Maria Elisa Hospita
19 Maret 2019•Update: 19 Maret 2019
Selen Temizer
ANKARA
Amerika Serikat masih mempertahankan keberadaan 2.000 pasukannya di Suriah setelah sebelumnya mengumumkan akan menarik seluruh pasukannya dari Suriah pada pertengahan Maret.
Lewat sebuah pernyataan yang dirilis pada 19 dan 20 Desember tahun lalu, Presiden AS Donald Trump mendeklarasikan kemenangan AS atas kelompok teroris Daesh.
Dalam deklarasinya, Trump menekankan bahwa satu-satunya alasan kehadiran AS di Suriah adalah untuk mengalahkan Daesh.
Kepala Komando Pusat (CENTCOM) AS Joseph Votel bulan lalu mengatakan penarikan pasukan akan dimulai pada pertengahan Maret.
Menurut sumber-sumber di Suriah, meskipun waktu yang ditetapkan oleh Votel sudah berakhir, AS tak kunjung mengurangi pasukannya. Sebaliknya, sepanjang Februari, 300 truk dikerahkan ke daerah-daerah yang diduduki oleh teroris YPG/PKK di Suriah.
Pada 4 Februari, AS mengirimkan sekitar 150 truk kendaraan lapis baja dan peralatan militer ke markas milik teroris YPG / PKK di desa Harab Isk dan Sarrin.
Kemudian, pada 22 Februari, juru bicara Pentagon Sean Robertson mengumumkan bahwa ratusan pasukan AS - yang termasuk dalam pasukan multinasional - akan tetap ditempatkan di timur laut Suriah.
Dukungan ke teroris YPG/PKK
Bulan lalu, Menteri Luar Negeri AS Mike Pompeo menyatakan Washington akan terus memerangi Daesh dan akan bekerja sama dengan pasukan lokal yang merujuk pada YPG/PKK.
Sementara itu, Robertson mengatakan Pasukan Demokratik Suriah (SDG) telah menjadi mitra yang efektif dan terpercaya dalam perang anti-Daesh.

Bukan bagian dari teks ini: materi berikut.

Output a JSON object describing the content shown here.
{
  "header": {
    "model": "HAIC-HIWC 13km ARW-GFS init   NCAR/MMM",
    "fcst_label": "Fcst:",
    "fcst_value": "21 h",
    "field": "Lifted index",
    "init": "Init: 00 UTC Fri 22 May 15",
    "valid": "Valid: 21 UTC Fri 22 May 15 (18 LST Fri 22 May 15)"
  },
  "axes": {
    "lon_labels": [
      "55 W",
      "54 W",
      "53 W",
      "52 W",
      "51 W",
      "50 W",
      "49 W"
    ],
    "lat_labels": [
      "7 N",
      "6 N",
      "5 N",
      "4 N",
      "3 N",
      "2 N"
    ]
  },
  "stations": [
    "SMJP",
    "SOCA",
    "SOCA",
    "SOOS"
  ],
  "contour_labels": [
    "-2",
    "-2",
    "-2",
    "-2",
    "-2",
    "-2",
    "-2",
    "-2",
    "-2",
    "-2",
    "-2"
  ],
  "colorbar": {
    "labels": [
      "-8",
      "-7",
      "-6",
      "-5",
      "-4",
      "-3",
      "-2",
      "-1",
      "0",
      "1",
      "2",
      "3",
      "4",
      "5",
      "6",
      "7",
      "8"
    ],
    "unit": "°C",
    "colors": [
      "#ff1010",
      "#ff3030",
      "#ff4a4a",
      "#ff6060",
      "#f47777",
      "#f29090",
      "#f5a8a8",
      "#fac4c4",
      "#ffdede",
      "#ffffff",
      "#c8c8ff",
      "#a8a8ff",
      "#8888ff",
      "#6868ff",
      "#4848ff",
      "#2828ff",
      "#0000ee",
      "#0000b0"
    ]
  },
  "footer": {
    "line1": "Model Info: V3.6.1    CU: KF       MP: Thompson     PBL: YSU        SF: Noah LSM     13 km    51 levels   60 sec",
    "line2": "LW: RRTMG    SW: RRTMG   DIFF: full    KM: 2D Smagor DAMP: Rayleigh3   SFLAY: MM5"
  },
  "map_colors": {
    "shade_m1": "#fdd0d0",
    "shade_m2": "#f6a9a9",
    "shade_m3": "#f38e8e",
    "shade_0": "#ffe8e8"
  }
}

SDG terdiri dari pejuang Kurdi dan Arab yang memerangi Daesh. Sementara YPG adalah sayap militer PYD, yang merupakan afiliasi organisasi teroris PKK di Suriah.
Menurut Robertson, senjata yang dipasok ke SDG jumlahnya terbatas. Oleh karena itu, AS akan terus mendukung SDG.
Pada 12 Maret, Pentagon mengumumkan dana USD300 juta dari anggaran pertahanannya untuk tahun fiskal 2020 akan dialokasikan ke YPG / PKK, sementara USD250 juta akan diberikan ke negara-negara yang berbatasan dengan Suriah untuk memastikan keamanan perbatasan dalam perang melawan Daesh.
Selama lebih dari 30 tahun, PKK - yang terdaftar sebagai organisasi teroris oleh Turki, AS, dan Uni Eropa - melancarkan kampanye teror melawan Turki dan bertanggung jawab atas kematian hampir 40.000 orang, termasuk perempuan dan anak-anak. PYD / YPG adalah cabang PKK di Suriah.